Moses of Mardin


Moses of Mardin was a Syriac Orthodox priest and bishop who played a significant role in printing the first Syriac bible and served as perhaps the first Syriac teacher/scholar in Europe.

Biography

Moses was born in the village of Qaluq near Mardin in the Tur Abdin region. Moses is first mentioned in 1549 as an envoy of the Jacobite Patriarch of Antioch, Ignatius Abdullah I Stephan, to Rome to seek the means to print Syriac copies of the New Testament. His mission also included negotiations of unity with the Catholic Church in anticipation of the Patriarch's arrival.
Whilst in Rome, Moses stayed in the monastery of St Stephen of the Abyssinians where Johannes Potken had printed the first Ge'ez book, Psalterium David et Cantica aliqu. Here he printed a Syriac manuscript with the assistance of the Cardinals Marcello Cervini, Reginald Pole and Jean du Bellay. However the manuscript produced was defective as the printers did not understand the language.
In 1550, Moses travelled to Venice to meet Guillaume Postel to promote the idea of printing a Syriac copy of the New Testament which Postel had been working on since 1537. Despite this Postel could not help print it as he did not have the characters to print in Syriac.
In 1552, Moses then returned to Rome where he taught Syriac to Andreas Masius and Johann Albrecht Widmannstetter among others. Upon the advice of Masius, he left Rome in the company of Cardinal Pole as he was returning to England, to meet Johann Jacob Fugger in Augsburg. However, whilst staying in Dillingen he met Johann Albrecht Widmanstetter, then chancellor of the Austrian lands. Both sharing the same goals of printing a Syriac copy of the New Testament, Widmanstetter travelled with Moses to Vienna where they convinced Ferdinand I to fund their project. Thus one thousand copies of the Syriac version of the New Testament was printed in 1555 and Moses himself received half of which to distribute in the East.
Moses remained in Europe until 1562 before returning to the East; however before departing he sold 250 copies on the European market.
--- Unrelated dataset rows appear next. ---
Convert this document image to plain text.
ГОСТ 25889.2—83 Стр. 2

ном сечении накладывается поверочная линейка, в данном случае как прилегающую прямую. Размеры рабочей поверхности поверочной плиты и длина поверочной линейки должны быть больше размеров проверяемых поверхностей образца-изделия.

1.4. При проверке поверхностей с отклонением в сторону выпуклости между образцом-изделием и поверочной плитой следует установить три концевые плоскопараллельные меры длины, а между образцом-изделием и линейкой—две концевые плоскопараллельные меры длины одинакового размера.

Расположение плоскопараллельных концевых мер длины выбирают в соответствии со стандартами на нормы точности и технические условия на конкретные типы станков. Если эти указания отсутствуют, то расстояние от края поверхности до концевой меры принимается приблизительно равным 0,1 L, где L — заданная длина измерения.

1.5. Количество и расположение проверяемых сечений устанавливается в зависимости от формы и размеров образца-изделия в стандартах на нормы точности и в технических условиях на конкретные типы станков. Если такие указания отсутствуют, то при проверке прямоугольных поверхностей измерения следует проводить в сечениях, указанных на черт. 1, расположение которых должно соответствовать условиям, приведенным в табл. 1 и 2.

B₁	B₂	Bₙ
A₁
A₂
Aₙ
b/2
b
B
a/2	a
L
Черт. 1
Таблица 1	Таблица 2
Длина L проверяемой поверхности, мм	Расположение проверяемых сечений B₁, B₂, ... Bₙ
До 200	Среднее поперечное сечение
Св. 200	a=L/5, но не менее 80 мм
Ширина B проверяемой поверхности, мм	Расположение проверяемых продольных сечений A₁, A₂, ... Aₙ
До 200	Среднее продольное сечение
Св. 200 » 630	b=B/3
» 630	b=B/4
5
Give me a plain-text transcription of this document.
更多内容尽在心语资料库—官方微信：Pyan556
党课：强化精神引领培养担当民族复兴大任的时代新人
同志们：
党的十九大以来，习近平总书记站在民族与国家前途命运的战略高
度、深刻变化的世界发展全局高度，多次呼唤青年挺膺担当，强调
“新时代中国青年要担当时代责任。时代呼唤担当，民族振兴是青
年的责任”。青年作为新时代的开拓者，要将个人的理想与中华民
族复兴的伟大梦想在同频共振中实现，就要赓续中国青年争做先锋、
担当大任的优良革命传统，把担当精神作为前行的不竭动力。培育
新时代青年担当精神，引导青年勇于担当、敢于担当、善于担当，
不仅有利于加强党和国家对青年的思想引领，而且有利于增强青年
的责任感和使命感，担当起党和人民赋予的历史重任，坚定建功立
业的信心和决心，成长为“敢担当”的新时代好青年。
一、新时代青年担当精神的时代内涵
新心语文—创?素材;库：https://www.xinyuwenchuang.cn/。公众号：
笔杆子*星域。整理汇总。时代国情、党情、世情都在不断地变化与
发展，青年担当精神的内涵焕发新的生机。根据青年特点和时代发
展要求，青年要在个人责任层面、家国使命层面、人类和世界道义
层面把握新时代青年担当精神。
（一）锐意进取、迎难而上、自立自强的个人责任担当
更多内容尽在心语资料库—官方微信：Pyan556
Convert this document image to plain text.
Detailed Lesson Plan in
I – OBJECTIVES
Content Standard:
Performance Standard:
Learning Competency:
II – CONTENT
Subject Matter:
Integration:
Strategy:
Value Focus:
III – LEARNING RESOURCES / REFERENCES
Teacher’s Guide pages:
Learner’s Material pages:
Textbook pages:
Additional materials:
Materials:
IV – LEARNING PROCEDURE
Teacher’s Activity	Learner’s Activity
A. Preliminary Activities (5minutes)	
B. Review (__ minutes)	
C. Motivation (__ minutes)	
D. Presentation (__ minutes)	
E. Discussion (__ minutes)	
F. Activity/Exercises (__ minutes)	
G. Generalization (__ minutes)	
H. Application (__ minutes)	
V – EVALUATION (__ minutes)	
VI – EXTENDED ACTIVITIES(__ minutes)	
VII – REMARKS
In 1578, he is mentioned returning to Rome as a bishop accompanied by the deposed patriarch Ignatius Nemet Allah I. In 1581, Moses was appointed Professor of Syriac at the College of the Neophytes.
Mushe of Mardin
Priest, scribe, and bp. A native of the village of Qāluq, in the region of Ṣawro, near Mardin, Mushe was sent by Patr. ʿAbdullāh I bar Sṭephanos to Rome, where he arrived with a few mss. in or shortly before 1549. The aim of the mission was to search for Syriac printed books or for opportunities to produce them. Whether Mushe was additionally entrusted with the delicate task of improving relations between the Syr. Orth and the Roman Catholic Church remains disputed. Mushe lived in Rome and traveled through Europe until some time after 1556.
In Rome, he established contacts with some of the earliest Western scholars interested in Syriac. Among them were Guillaume Postel, Johann Albrecht Widmanstetter, and Andreas Masius. He collaborated with Widmanstetter in the publication of the first edition of the Syriac NT, which appeared in Vienna in 1555 and whose Syriac typeface derived from Mushe's handwriting. Mushe served as Masius's Syriac teacher in Rome, and the latter frequently consulted him, in particular while he was preparing his Syrorum Peculium, a Syriac glossary that was included in vol. 6 of the Antwerp Polyglot. Mushe and Masius corresponded in Syriac; a number of letters, belonging to the period 1553–55, are preserved. Masius also translated into Latin a profession of faith that Mushe is said to have made in 1552 and which Masius included in one of his later publications; its exact status remains unclear.
During his time in Europe, Mushe copied many Syriac mss. Several of these are extant, including the remarkable ms. London, Brit. Libr. Harley 5512, which contains parts of the Roman Missal in Latin, written in Serṭo script, along with three Syriac Anaphoras. Mushe wrote it for the bp. of the Abyssinian Convent in Rome, where he often resided, and it shows his interest in, and familiarity with, the Catholic liturgy.
After 1556 Mushe returned to the Middle East, where he copied some further mss. and where the title of metropolitan bp. was conferred on him. He returned to Rome, probably in the company of Patr. Niʿmatullāh, following the latter's abdication, in 1578. In Rome he copied and annotated several more Syriac and Arabic mss. He died in or shortly after 1592, possibly in Rome.